My own experience of being caught up in a mass shooting situation in Ft Lauderdale (!) in January 2017 really hit home and permanently imprinted in me that guns kill. And I was just a tourist, staying in the States  for several days, visiting my family; no one who, like those young people, have had to go through drills at school to prepare themselves for a potential mass shooting scenario. That tiny (?), yet powerful experience I had was enough for me to understand how dangerous guns can be , especially in hands of a mentally disturbed person! .

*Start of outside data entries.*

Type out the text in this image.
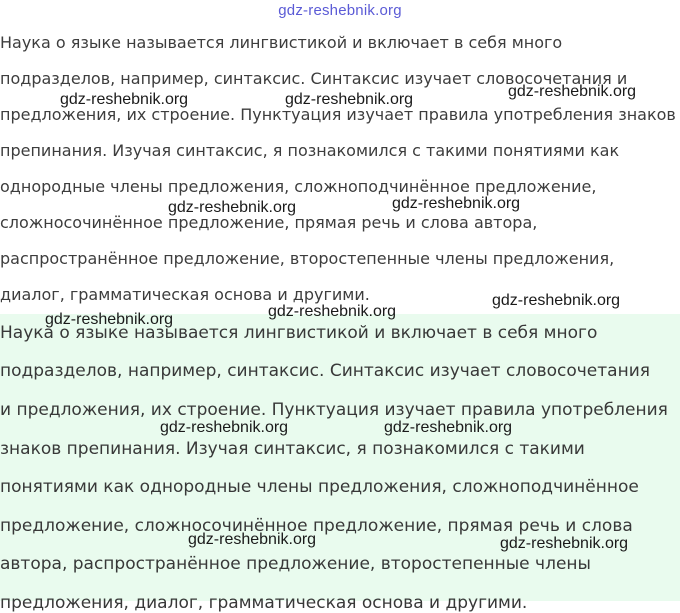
gdz-reshebnik.org
Наука о языке называется лингвистикой и включает в себя много
подразделов, например, синтаксис. Синтаксис изучает словосочетания и
предложения, их строение. Пунктуация изучает правила употребления знаков
препинания. Изучая синтаксис, я познакомился с такими понятиями как
однородные члены предложения, сложноподчинённое предложение,
сложносочинённое предложение, прямая речь и слова автора,
распространённое предложение, второстепенные члены предложения,
диалог, грамматическая основа и другими.
Наука о языке называется лингвистикой и включает в себя много
подразделов, например, синтаксис. Синтаксис изучает словосочетания
и предложения, их строение. Пунктуация изучает правила употребления
знаков препинания. Изучая синтаксис, я познакомился с такими
понятиями как однородные члены предложения, сложноподчинённое
предложение, сложносочинённое предложение, прямая речь и слова
автора, распространённое предложение, второстепенные члены
предложения, диалог, грамматическая основа и другими.
gdz-reshebnik.org	gdz-reshebnik.org	gdz-reshebnik.org
gdz-reshebnik.org	gdz-reshebnik.org
gdz-reshebnik.org
gdz-reshebnik.org
gdz-reshebnik.org
gdz-reshebnik.org	gdz-reshebnik.org
gdz-reshebnik.org	gdz-reshebnik.org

Parkland tragedy really scared me that my best friends’ children and my little nephew who live in America, are potentially at risk of another mindless, horrid school shooting- unless something is done. And fast! I was glad to see that after another tragedy, people in the US started talking about gun control issues. And now I believe that after those young people from Parkland took the matters into their own hands, when they said ‘enough is enough’, when they pledged to be the change they want to see, I feel truly hopeful. I hope that because of them, politicians and lawmakers will look at gun control issues and they will, perhaps slowly (maybe too slowly ?) start changing the law to ensure that people, and especially young people at school, feel safe and protected.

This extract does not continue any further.